Presentata al Maggio Fiorentino, l’Opera di Aribert Reimann è una rilettura più cupa che mai della tragedia del Bardo inglese. La regia di Calixto Bieito, sostenuta dalla direzione orchestrale controllatissima di Fabio Luisi, ricostruisce con efficacia la violenza ancestrale di questo gruppo di famiglia made in Shakespeare
In fondo a Reimann è andata piuttosto bene perché, se Verdi non si fosse arreso con il suo Lear, si sarebbe trovato con un rivale difficile da battere in territori scespiriani. Invece il campo era libero per un’opera sul vecchio re-padre tra i più maltrattati della storia del teatro, e il “Maggio” ha potuto aprire l’ottantaduesima edizione con il titolo più celebrato del compositore tedesco, 83 anni, presente in sala sia alla prima del 2 maggio sia alla replica di domenica 5 (domani l’ultima). Un’opera che ha avuto e continua ad avere buona fama e circolazione; persino in Italia, almeno con la coppia Ronconi-Palli al Regio di Torino nel 2001, prima di quest’ottima produzione di Calixto Bieito del 2016 importata dall’Opéra di Parigi (qui sotto) , oggi come allora autorevolmente diretta da Fabio Luisi, che si rivela un attento e appassionato interprete del repertorio post-espressionista.
Dunque quello che per Verdi è stato il titolo cruccio per eccellenza, mai completato se non per qualche reminiscenza nel finale di Rigoletto, ha avuto la sua realizzazione più importante grazie a un’intuizione di Dietrich Fischer-Dieskau, che convinse il suo pianista accompagnatore, guarda caso anche solidissimo membro delle avanguardie del dopoguerra, appunto Reimann, a scriverla per lui nel 1978 con libretto tedesco di Claus H. Henneberg. Evidentemente solo il passaggio Berg-Hartmann-Henze-Zimmermann poteva permettere di compattare cinque atti vastissimi di trame e sottotrame, così intrecciate tra loro “che sembra impossibile cavarne un melodramma”, scriveva Verdi a Cammarano nel più completo sconforto. Così Reimann alterna scene e interludi in perfetto stile Wozzeck e si serve della serialità, come allora usava, per caratterizzare i personaggi, al prezzo di qualche semplificazione ma col vantaggio di maggiori connessioni drammaturgiche in partitura.
Non sorprende che l’opera, cupa più che mai, sia costruita sulla violenza ancestrale di questo gruppo di famiglia made in Shakespeare, anche se non mancano inattesi momenti lirici (quasi) tonali e parentesi dall’atmosfera diafana, sempre inquietante ma più delicata, con canti alla luna e una sottile nostalgia che si distende su un mondo senza più speranze.

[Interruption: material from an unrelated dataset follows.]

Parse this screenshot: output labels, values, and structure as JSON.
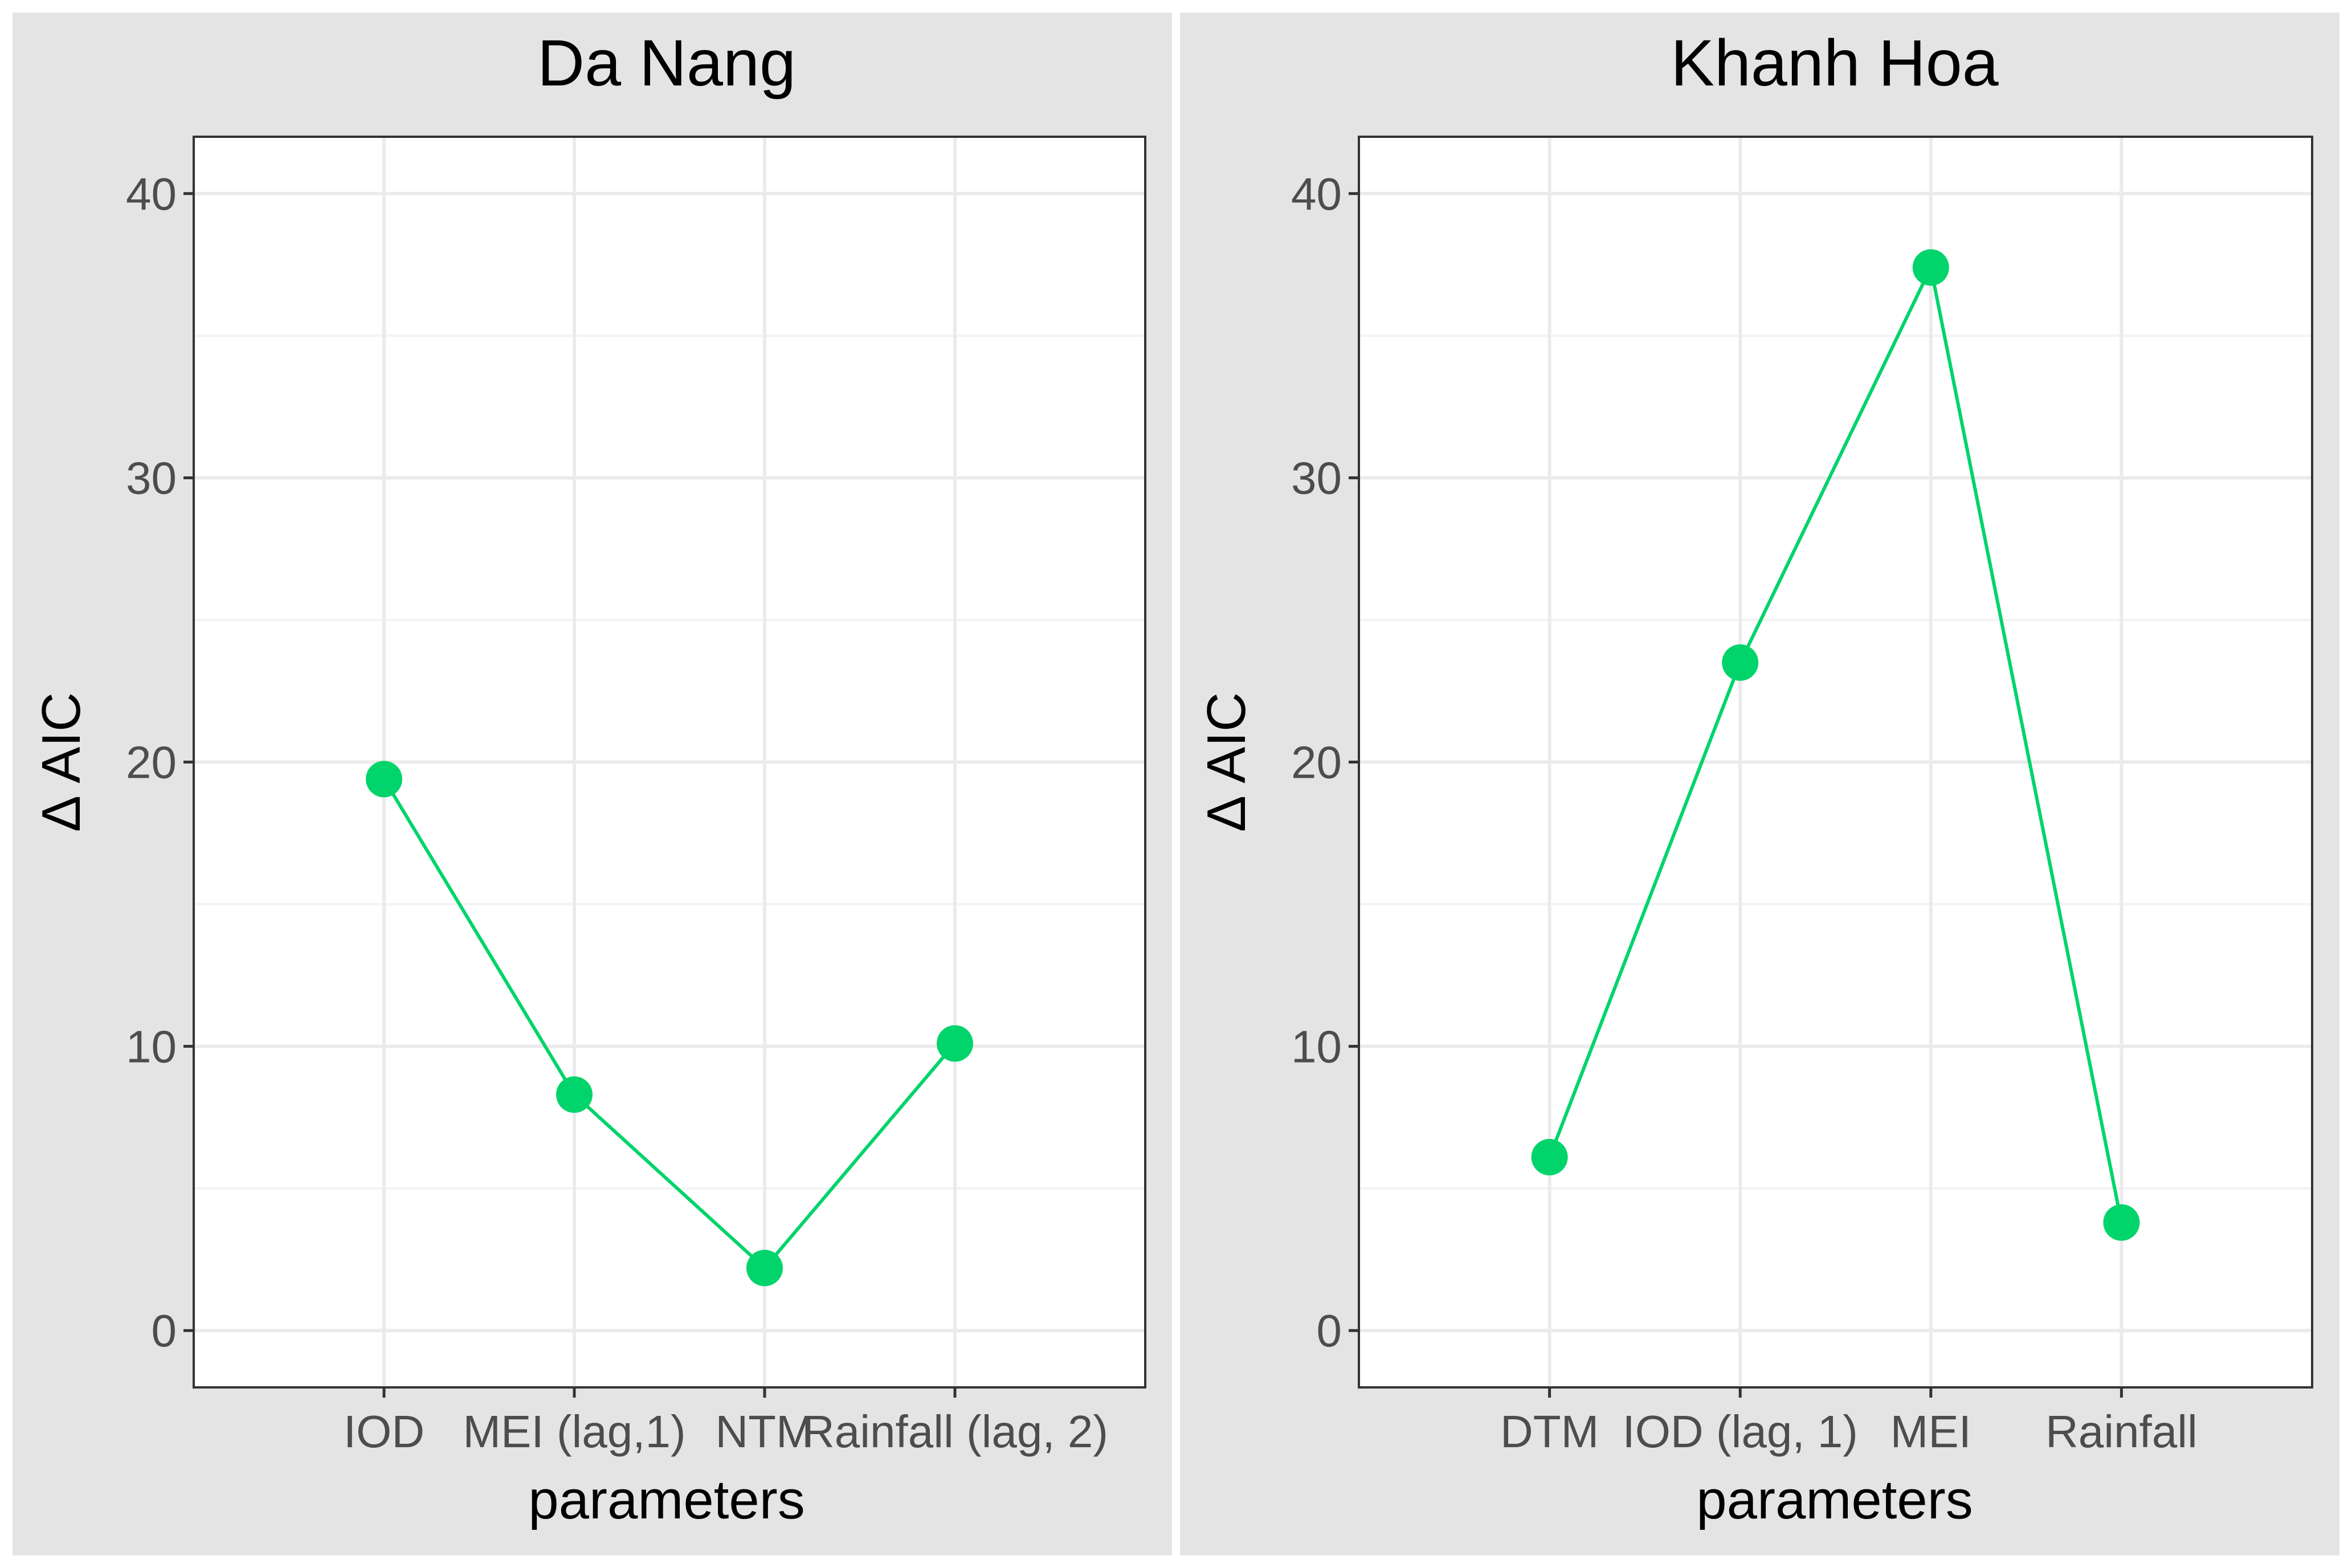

Un mondo in frantumi fin dalla prima scena, in cui il vecchio re getta pezzi di pane raffermo alle figlie come se fossero animali, geniale intuizione di Bieito per rappresentare un’eredità anticipata e disgraziata che scardina ogni ordine in terra e in cielo: “Der Mund zerfleischt die Hand, weil sie ihm Brot gibt” dirà Lear nella tempesta (“la bocca sbrana la mano perché le ha dato il pane”), proprio quando la scena-gabbia di Rebecca Ringst, fatta di assi in legno, ha appena iniziato a sfaldarsi. Poi lo spettacolo prosegue alternando simbolismi e naturalismi con un po’ troppa disinvoltura e con effetti non sempre efficaci, anche se l’immagine di Lear nel finale, fragile, seminudo e con le mutande sporche, è di quelle che restano impresse per sempre.
Luisi dirige l’ottima orchestra del “Maggio” con un controllo assoluto della partitura, da cui sa trarre l’energia e il dolore necessari alla tinta di questa tragedia, che non è solo brutale ma piena di spettrale irrealtà. Certo un’operazione del genere non funziona senza un cast in grado di commuovere e addirittura turbare il pubblico. A cominciare ovviamente dalla parte del protagonista, che non solo nasce dalla penna di Shakespeare, ma è stata riscritta per un grandissimo come Fischer-Dieskau: per fortuna Bo Skovhus ha l’autorevolezza, la tecnica e l’espressività per reggerla. Ma funziona alla perfezione anche il resto del cast, in particolare la cattivissima Goneril di Angeles Blancas Gulin, la Cordelia di Agneta Eichenholz e il bravo Andrew Watts, tenore per Edgar che si traveste da controtenore per Tom. Il matto “parlato” è di Ernst Alisch.